羽生さやかの砲撃を上半身だけでかわす太地。
「降参してくれませんか? もうそれは当たりませんよ。今日何度も観ているので」
「なんですって……?」
不可解な表情の羽生さやかに近づく太地。距離がどんどん短くなるがさやかの砲撃は当たらない。
そして……
腹部に強烈な一撃をくらって倒れこむ羽生さやか。
《ピコン!》
スコアが380と表示される.。
『試合終了! 勝者、六条太地!』
歓声が沸く。
「おお!」
「やったのですわ〜!」
「みんな行くぞ!」
喜びを爆発させて太地のもとへ駆けよる青川区チーム。
ハイタッチの音がパチンと響く。
太地の一撃を見て早々にリタイアした天月千早が太地をジッと見つめている。
「六条太地……すごいわ……彼ならきっと……」
『河村さん、すごい試合でしたね! 終わってみれば六条選手の一人勝ちでした! 誰も想像できない結果だったと思うのですが、いかがでしょうか?』
『これは……確かに一人で出場ってことでいいですね。

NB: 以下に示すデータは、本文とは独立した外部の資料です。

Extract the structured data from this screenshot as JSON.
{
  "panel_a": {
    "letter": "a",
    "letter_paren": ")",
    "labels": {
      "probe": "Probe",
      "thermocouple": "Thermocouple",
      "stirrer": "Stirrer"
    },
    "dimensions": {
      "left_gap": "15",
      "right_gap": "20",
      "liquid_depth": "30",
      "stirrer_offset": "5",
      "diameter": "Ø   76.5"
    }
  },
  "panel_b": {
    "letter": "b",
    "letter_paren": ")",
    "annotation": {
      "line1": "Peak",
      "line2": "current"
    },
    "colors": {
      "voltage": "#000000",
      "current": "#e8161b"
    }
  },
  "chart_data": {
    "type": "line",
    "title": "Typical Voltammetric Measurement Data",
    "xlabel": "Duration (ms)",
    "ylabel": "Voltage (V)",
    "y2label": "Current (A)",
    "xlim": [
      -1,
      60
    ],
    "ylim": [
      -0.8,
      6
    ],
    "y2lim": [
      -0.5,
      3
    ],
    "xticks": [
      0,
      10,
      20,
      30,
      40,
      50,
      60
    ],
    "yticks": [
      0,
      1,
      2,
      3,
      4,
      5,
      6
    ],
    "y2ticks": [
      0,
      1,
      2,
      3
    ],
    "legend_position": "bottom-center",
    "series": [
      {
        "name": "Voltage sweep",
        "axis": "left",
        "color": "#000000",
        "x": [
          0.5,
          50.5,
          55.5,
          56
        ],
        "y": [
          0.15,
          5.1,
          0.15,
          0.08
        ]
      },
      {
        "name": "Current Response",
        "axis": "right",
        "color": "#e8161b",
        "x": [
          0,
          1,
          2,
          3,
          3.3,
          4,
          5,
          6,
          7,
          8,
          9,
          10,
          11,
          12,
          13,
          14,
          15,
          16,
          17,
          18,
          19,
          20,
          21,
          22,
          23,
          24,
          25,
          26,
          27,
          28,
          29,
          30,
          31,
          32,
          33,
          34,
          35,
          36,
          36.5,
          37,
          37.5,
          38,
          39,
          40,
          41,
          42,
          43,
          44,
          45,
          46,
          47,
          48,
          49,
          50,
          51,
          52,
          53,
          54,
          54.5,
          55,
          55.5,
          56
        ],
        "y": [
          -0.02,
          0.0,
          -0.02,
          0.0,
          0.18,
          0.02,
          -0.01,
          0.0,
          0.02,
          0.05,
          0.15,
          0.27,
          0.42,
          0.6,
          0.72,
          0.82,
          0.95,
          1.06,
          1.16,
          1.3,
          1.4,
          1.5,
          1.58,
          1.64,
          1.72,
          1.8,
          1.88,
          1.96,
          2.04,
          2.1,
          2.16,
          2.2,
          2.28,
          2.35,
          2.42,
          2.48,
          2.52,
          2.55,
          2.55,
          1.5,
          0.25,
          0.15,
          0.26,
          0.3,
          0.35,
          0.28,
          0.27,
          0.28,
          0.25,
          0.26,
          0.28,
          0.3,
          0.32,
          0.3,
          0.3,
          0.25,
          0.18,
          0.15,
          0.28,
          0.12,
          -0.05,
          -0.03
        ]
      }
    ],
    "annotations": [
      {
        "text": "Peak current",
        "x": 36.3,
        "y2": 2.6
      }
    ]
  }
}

ハハハ……』
『それにしても、グレーチームの三人を最初に狙ったことが一番疑問なのですが……』
『そうですね。しかも保護スーツを着ていたとはいえ、大丈夫でしょうか? あの三名だけ強烈な一撃をくらっているのも気になりますね』
ステージから降りて保護スーツを脱ぐ太地。
「月人、そっちはどう?」
『特に動きはねぇな……あれで終わりってのは考えにくいけどな』
「そうなると……やっぱり表彰式の時か」
『……何かあるだろうな。とりあえず、あの三人は拘束したんだよな?』
「うん。成美先輩に伝えた。捕捉してたからあとで尋問かな……エンドサーフェイスもあるし、言い逃れはできないしね」
『……まぁ、その件は後回しだな。今は表彰式に集中しようぜ』
こうして、色祭りのすべての競技が無事に終了した。